Let’s Take it Offline: Boosting Brute-Force Attacks on iPhone's User Authentication through SCA


Conference / Medium

Research Hub

Research Hub B: Eingebettete Sicherheit

Research Challenges

RC 6: Next-Generation Implementation Security


In recent years, smartphones have become an increasingly important storage facility for personal sensitive data ranging from photos and credentials up to financial and medical records like credit cards and person’s diseases. Trivially, it is critical to secure this information and only provide access to the genuine and authenticated user. Smartphone vendors have already taken exceptional care to protect user data by the means of various software and hardware security features like code signing, authenticated boot chain, dedicated co-processor and integrated cryptographic engines with hardware fused keys. Despite these obstacles, adversaries have successfully broken through various software protections in the past, leaving only the hardware as the last standing barrier between the attacker and user data.

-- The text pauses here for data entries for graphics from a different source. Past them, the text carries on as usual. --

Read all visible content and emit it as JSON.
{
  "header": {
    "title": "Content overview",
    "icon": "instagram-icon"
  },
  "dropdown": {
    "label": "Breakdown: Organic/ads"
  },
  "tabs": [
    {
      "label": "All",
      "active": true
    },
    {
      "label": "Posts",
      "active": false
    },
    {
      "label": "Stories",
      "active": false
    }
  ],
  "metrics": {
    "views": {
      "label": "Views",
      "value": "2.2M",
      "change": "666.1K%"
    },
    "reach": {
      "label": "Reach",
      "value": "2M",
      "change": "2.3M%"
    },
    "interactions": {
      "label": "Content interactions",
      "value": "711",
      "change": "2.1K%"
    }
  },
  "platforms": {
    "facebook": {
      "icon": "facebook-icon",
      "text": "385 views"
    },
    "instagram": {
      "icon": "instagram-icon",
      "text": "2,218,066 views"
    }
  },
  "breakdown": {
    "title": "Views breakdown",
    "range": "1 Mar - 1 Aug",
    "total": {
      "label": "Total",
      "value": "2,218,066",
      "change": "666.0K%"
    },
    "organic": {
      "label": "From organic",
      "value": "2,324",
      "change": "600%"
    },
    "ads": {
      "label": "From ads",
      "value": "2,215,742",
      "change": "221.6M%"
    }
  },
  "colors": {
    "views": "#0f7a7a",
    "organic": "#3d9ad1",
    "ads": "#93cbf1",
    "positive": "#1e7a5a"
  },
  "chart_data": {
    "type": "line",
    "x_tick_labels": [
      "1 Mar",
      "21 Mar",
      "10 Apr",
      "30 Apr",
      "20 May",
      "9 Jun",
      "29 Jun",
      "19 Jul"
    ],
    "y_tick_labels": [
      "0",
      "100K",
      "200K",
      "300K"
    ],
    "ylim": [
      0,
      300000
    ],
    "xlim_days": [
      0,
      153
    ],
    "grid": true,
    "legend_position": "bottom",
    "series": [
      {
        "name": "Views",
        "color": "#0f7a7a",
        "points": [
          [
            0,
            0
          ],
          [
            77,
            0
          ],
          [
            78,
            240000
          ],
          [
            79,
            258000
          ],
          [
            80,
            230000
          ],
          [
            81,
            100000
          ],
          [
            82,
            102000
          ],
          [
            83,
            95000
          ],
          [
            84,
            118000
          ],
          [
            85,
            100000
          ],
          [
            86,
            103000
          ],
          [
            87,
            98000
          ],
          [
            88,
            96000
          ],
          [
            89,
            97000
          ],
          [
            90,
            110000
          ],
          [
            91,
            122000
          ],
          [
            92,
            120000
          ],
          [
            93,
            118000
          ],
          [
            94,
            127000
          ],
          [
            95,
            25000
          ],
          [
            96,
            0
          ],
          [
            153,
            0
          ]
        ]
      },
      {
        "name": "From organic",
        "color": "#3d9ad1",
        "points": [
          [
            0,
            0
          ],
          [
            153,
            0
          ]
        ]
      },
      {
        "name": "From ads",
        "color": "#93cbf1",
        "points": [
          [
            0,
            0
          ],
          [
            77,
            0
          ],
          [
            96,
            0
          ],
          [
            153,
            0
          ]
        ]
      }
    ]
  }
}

In this work, we build upon existing software vulnerabilities and break through the final barrier by performing the first publicly reported physical Side-Channel Analysis (SCA) attack on an iPhone in order to extract the hardware-fused device-specific User Identifier (UID) key. This key – once at hand – allows the adversary to perform an offline brute-force attack on the user passcode employing an optimized and scalable implementation of the Key Derivation Function (KDF) on a Graphics Processing Unit (GPU) cluster. Once the passcode is revealed, the adversary has full access to all user data stored on the device and possibly in the cloud. As the software exploit enables acquisition and processing of hundreds of millions of traces, this work further shows that an attacker being able to query arbitrary many chosen-data encryption/decryption requests is a realistic model, even for compact systems with advanced software protections, and emphasizes the need for assessing resilience against SCA for a very high number of traces.